Sayın okurlarım, bir hafta önce Sayın Genelkurmay Başkanımız karargahında tertiplediği basın toplantısındaki tarihi konuşması ile Başbuğ olduğunu ispatlayarak hepimizi huzura kavuşturdu. Milli hassasiyetlerimize yeterince sahip çıkmayan ve küreselleşen kapitalizmin elinde oyuncak haline gelip beklentilerimizi cevapsız bırakan yazılı ve sözlü basına, bugüne kadar verilen en güzel cevapları eksiksiz sunmuştur.
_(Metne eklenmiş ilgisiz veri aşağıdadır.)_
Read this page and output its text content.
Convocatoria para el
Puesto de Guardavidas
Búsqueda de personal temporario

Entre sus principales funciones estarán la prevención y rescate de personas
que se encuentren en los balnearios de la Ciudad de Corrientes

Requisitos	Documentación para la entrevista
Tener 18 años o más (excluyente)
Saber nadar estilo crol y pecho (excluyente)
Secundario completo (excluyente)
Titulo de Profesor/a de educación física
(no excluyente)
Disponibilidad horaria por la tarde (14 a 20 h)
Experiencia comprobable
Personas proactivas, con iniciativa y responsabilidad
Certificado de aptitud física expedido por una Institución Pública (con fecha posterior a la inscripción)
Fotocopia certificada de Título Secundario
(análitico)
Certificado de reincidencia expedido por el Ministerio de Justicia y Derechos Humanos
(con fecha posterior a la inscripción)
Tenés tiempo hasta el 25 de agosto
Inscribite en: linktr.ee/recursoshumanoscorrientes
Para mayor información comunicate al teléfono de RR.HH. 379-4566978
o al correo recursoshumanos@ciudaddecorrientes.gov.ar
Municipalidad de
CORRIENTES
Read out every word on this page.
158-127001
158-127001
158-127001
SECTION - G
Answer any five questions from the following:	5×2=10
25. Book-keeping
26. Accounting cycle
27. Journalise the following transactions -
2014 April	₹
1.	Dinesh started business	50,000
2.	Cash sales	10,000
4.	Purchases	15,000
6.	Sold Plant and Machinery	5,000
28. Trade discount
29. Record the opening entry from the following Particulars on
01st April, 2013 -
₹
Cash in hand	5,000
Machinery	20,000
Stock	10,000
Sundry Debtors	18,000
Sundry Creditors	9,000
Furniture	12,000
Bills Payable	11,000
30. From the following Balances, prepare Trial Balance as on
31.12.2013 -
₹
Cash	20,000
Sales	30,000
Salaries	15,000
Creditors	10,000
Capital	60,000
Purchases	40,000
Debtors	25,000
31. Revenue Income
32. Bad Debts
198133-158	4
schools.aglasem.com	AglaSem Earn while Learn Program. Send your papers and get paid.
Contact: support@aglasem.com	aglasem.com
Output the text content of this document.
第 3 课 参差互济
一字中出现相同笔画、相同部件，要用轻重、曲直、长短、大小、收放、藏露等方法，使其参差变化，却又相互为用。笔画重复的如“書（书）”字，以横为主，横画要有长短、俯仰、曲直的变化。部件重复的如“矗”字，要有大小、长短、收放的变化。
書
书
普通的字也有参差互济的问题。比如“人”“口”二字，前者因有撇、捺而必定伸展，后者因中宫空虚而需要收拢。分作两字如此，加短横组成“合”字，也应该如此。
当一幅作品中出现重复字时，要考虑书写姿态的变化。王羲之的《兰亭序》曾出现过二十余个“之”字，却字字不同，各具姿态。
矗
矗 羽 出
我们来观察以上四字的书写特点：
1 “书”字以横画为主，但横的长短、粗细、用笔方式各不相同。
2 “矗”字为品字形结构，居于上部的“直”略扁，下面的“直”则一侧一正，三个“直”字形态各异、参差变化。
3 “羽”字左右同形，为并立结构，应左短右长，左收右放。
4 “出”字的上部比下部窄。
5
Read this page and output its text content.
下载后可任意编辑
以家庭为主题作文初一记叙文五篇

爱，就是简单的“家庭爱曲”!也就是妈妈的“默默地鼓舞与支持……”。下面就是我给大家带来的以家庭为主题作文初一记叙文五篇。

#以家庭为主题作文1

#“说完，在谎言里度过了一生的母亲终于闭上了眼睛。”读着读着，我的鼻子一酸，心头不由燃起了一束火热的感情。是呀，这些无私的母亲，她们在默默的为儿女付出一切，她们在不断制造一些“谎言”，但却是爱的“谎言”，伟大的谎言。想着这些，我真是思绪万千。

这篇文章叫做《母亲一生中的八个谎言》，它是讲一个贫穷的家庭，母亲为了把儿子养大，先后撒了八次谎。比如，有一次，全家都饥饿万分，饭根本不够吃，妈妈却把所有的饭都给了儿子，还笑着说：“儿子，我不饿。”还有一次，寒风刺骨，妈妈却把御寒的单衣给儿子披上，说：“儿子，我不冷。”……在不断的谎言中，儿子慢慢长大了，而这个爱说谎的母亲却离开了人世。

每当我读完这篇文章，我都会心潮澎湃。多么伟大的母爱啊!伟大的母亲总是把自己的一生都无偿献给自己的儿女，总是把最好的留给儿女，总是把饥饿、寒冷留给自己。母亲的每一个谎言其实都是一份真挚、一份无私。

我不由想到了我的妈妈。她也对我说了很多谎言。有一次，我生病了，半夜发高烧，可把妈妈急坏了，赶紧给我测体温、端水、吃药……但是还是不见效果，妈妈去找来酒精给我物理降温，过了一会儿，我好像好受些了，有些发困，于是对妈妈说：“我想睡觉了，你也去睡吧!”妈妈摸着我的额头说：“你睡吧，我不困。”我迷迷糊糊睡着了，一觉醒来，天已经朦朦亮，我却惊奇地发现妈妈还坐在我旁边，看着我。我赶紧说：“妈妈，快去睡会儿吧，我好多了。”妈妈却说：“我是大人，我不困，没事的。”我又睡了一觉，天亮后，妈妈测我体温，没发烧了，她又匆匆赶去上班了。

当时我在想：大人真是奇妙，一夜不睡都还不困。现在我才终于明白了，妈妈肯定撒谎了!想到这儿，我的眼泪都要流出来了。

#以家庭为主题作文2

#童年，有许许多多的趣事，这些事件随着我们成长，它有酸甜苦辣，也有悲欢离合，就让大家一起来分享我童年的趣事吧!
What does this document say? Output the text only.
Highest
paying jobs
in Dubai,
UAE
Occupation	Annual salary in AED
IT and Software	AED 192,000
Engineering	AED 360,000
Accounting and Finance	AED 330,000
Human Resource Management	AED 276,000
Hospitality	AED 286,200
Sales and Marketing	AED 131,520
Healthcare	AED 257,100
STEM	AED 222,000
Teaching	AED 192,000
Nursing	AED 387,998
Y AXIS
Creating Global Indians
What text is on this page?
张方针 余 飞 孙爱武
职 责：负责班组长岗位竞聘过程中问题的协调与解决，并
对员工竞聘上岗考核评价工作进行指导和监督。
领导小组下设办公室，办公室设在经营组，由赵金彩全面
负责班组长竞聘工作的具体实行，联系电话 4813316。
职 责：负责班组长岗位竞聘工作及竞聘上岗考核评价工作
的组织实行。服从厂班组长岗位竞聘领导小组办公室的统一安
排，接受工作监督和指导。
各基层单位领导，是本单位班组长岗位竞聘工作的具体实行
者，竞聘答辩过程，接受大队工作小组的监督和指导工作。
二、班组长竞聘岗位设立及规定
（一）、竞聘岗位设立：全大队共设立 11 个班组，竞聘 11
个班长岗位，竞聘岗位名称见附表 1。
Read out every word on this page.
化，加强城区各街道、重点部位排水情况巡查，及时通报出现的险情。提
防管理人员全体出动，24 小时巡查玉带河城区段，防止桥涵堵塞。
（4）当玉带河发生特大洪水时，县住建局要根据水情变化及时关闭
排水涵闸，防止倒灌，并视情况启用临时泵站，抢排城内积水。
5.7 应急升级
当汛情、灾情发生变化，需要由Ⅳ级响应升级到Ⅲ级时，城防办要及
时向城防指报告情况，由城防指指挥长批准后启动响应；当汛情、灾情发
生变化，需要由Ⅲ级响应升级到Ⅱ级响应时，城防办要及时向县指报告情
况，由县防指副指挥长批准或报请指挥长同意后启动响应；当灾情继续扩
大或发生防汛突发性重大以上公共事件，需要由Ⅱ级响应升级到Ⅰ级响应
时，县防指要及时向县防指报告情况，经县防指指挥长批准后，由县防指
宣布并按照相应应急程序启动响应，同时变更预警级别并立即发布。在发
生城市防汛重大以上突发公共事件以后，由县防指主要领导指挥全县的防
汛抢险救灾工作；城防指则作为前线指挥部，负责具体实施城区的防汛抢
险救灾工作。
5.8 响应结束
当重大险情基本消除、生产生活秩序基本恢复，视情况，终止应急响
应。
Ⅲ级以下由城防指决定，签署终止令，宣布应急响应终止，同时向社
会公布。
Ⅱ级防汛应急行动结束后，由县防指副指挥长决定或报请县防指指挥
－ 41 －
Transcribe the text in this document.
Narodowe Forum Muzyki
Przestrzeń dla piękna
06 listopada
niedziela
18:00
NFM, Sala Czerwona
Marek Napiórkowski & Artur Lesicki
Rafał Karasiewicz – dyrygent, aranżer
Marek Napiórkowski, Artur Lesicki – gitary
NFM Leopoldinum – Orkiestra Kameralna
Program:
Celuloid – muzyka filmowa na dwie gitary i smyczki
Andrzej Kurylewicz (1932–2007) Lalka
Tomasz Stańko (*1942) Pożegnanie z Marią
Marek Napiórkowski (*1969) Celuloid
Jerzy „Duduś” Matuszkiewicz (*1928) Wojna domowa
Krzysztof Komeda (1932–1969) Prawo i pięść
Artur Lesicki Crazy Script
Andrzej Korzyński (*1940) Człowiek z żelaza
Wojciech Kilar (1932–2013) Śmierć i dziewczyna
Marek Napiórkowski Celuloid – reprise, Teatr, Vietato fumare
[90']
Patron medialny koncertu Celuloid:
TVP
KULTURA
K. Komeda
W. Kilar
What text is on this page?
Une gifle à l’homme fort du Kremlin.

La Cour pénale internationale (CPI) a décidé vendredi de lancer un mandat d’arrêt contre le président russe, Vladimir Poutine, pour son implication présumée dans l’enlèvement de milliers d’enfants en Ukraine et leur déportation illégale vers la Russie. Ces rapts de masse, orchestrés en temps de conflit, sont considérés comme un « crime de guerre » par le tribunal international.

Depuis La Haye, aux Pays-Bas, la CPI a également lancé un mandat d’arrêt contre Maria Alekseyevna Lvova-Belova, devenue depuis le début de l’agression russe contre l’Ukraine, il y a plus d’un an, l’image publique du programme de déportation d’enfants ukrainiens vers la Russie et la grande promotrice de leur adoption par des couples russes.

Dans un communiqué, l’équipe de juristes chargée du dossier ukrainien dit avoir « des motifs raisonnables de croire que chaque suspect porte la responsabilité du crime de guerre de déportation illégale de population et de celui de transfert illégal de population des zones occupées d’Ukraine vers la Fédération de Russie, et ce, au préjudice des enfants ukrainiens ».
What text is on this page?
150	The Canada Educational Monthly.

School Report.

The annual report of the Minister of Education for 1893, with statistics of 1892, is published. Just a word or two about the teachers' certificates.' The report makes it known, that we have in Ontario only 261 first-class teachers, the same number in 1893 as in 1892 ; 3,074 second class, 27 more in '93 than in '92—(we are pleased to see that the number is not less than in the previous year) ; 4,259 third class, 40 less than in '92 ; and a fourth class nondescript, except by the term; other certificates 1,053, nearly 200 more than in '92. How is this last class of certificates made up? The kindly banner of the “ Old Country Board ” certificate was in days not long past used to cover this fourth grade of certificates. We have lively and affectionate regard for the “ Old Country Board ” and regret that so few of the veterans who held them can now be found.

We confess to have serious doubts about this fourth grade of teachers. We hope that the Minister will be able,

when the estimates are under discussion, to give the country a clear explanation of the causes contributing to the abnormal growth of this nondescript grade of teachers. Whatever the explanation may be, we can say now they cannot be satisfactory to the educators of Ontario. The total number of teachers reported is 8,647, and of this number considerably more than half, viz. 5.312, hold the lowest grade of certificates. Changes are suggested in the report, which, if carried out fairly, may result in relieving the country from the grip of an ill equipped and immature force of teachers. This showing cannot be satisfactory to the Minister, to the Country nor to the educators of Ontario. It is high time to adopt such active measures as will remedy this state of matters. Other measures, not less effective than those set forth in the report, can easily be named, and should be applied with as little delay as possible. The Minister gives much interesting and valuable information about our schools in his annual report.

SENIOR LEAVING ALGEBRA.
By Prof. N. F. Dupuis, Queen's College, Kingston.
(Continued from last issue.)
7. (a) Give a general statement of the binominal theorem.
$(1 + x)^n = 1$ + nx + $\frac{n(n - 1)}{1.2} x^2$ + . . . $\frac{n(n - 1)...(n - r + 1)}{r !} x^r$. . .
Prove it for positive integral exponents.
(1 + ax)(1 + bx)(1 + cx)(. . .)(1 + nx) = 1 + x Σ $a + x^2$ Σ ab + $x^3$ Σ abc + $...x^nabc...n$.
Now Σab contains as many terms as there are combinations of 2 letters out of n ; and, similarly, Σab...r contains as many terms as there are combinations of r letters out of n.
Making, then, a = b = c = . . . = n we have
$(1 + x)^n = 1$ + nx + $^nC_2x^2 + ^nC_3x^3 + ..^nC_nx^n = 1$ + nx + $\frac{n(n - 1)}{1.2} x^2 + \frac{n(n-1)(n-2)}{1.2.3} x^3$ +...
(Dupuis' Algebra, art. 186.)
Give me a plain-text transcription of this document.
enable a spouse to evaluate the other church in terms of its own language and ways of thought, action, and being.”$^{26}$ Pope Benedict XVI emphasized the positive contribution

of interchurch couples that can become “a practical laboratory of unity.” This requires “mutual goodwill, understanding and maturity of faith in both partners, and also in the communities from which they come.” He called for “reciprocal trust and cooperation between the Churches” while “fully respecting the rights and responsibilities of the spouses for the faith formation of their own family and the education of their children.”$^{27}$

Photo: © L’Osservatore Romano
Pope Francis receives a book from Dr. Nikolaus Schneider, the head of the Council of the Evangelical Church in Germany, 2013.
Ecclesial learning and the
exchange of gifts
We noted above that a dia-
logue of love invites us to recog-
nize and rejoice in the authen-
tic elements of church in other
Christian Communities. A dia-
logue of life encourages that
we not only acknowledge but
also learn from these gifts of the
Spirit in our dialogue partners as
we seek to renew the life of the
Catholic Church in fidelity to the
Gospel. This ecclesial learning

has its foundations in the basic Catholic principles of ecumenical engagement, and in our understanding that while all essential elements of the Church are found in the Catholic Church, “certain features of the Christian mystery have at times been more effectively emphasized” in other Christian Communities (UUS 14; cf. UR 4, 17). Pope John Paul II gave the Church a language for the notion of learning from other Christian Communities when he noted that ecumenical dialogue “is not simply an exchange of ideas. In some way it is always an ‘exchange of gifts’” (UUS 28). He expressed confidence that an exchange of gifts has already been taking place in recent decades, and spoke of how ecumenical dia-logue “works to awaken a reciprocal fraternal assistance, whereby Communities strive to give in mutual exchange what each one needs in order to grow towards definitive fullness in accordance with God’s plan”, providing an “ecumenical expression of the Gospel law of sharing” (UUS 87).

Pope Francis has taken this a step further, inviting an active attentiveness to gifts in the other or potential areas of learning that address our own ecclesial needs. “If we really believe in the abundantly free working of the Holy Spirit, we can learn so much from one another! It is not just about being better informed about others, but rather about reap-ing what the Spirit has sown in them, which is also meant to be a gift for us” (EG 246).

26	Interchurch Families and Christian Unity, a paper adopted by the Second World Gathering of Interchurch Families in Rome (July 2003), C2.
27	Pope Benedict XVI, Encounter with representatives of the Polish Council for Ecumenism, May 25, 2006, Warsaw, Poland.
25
“Ben her şeyden önce bir Türk Milliyetçisiyim. Böyle doğdum, böyle öleceğim. Türk Birliğine inanıyorum ve onu görüyorum.” Diyen kurucumuz M. Kemal Paşamız gibi, “Türküm ve Türkçüyüm” diyen Ödemiş’in efesi Başbakanımız Şükrü Saraçoğlu gibi, açık sicilini ortaya koymuştur.
“Ergenekon yurdun adı, Börteçine kurdun adı” dediğimiz mukaddes sözlüklerimizi suç unsuru gibi kullananlara “İsim zikrediyorsunuz, isim zikretmeniz yanlış. Davayla ilgili mahkemenin kararı var, özel isim zikredilmeyeceğine ilişkin. Hukuk devleti miyiz? Evet. Bunda hemfikir olalım. İşimize geldiği zaman evet, gelmediği zaman hayır, olmaz. Benim bildiğim kadarı ile mahkemenin özel isimle anılmaması yönünde kararı var. Buna hepimizin saygı göstermesi lazım.” uyarısında bulunarak “Ergenekon” tanımlamasını hukuka aykırı bulduğunu açıkladı ve “Mahkeme kesin karar verinceye kadar herkes suçsuzdur” kuralını hatırlattı ve yürütülen soruşturma kapsamında masumiyet karinesine uyulmasını istedi.
Kesin karara ulaşmadan, baştan kişileri suçlu ilan etmeye kimsenin hakkının olmadığını, kişisel hakların zedelendiğini ve bunun da moral ve etik açıdan yanlış olduğunu söyledi.
Bu konuda medyaya da önemli görevler düştüğünü söyleyerek, “Medya olarak siz de kendinizi sorgulayın” dedi.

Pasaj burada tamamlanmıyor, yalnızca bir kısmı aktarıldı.